Как удержаться от того, чтобы не узреть в этом симптом упадка: в залах, где когда-то строили лучшие в мире суда, теперь обретались хлипкие поделки европейского авангарда. В памяти всплыло греческое прилагательное eútektos, которое Гомер использовал, чтобы подчеркнуть качество кораблей, зданий и предметов обихода. Оно означает «хорошо сделанный» и указывает на мастерство ремесленника и вытекающую из него долговечность вещи. В сердце Венеции, где уже давно ничего не производят, на месте, где в прошлом строили хорошо сделанные корабли, выставляются предметы, к которым можно применить какие угодно эпитеты, только не eútektos. Помимо скудости идей биеннале демонстрировала плачевное презрение к мастерству. Здесь были майки, за ниточки приколотые кнопками к бедным странам на карте мира, дабы привлечь внимание к условиям труда рабочих, шьющих нашу одежду. Здесь был вигвам из макраме, в котором знатокам искусства предлагалось помедитировать и поразмыслить над своими грехами. Здесь была большая абстрактная картина, при ближайшем рассмотрении состоящая из сотен старых аудиокассет, приклеенных на лист картона. Здесь были кеды на веревочках с растениями внутри. Здесь была скульптура из склеенных друг с другом китайских ваз, которые развалились бы от легкого чиха. Большая часть представленного на биеннале «искусства» напоминает бездарную стихоплетшу, которая собирает на улице причудливые ветки («А ведь никто их не замечает, все проходят мимо») и потом вышивает их на своем платье в цветочек, прихлебывая из чашки чай с шиповником («Я от него всегда немного возбуждаюсь. Да, такая я чудачка»): это форма мастурбации. Самореферентное барахло, которое, как унитаз Дюшана, может зваться искусством только в стенах музея. Это скучный и, главное, плохо сделанный хлам.

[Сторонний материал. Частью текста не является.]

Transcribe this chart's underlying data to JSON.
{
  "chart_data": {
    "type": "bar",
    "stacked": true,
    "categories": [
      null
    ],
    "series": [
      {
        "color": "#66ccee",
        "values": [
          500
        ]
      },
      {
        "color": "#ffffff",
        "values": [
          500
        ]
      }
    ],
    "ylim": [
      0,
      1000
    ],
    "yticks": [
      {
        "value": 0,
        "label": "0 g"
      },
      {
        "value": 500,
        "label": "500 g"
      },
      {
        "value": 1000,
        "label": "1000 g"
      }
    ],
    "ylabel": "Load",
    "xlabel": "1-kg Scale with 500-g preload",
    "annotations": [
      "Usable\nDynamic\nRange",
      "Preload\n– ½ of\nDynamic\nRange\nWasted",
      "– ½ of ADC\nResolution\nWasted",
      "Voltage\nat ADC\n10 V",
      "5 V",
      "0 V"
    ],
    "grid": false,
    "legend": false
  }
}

— Видишь тот холст? — спросила Клио.
— Что это? Гамбургер с зародышем внутри?
— Неважно, что там изображено. Я думала, это гуашь. Но это масляная краска из таких дешевых фабричных тюбиков, какие продаются в обычных магазинах.
— Как это можно определить?
— Я могу. Но лет через двадцать эта краска поплывет и начнет капать. Если не раньше. Такую картину останется только выбросить.
— В данном случае невелика потеря, — заметил я.
— Дело не в этом, Илья. Дело в том, что это просто дешевая мазня, которая гроша ломаного не стоит.
— Вряд ли можно оценивать художника по качеству его масляной краски.
— Еще как можно! — Клио завелась. — Знаешь, как работал Караваждо? Знаешь, как работали Рубенс, Рембрандт и Ван Дейк? Они годами учились у мастеров делать свои краски. Забота о качестве материалов была частью их мастерства. Более того, с нее все начиналось. Потому-то их картины и спустя четыре века выглядят так же свежо, как и на момент их создания.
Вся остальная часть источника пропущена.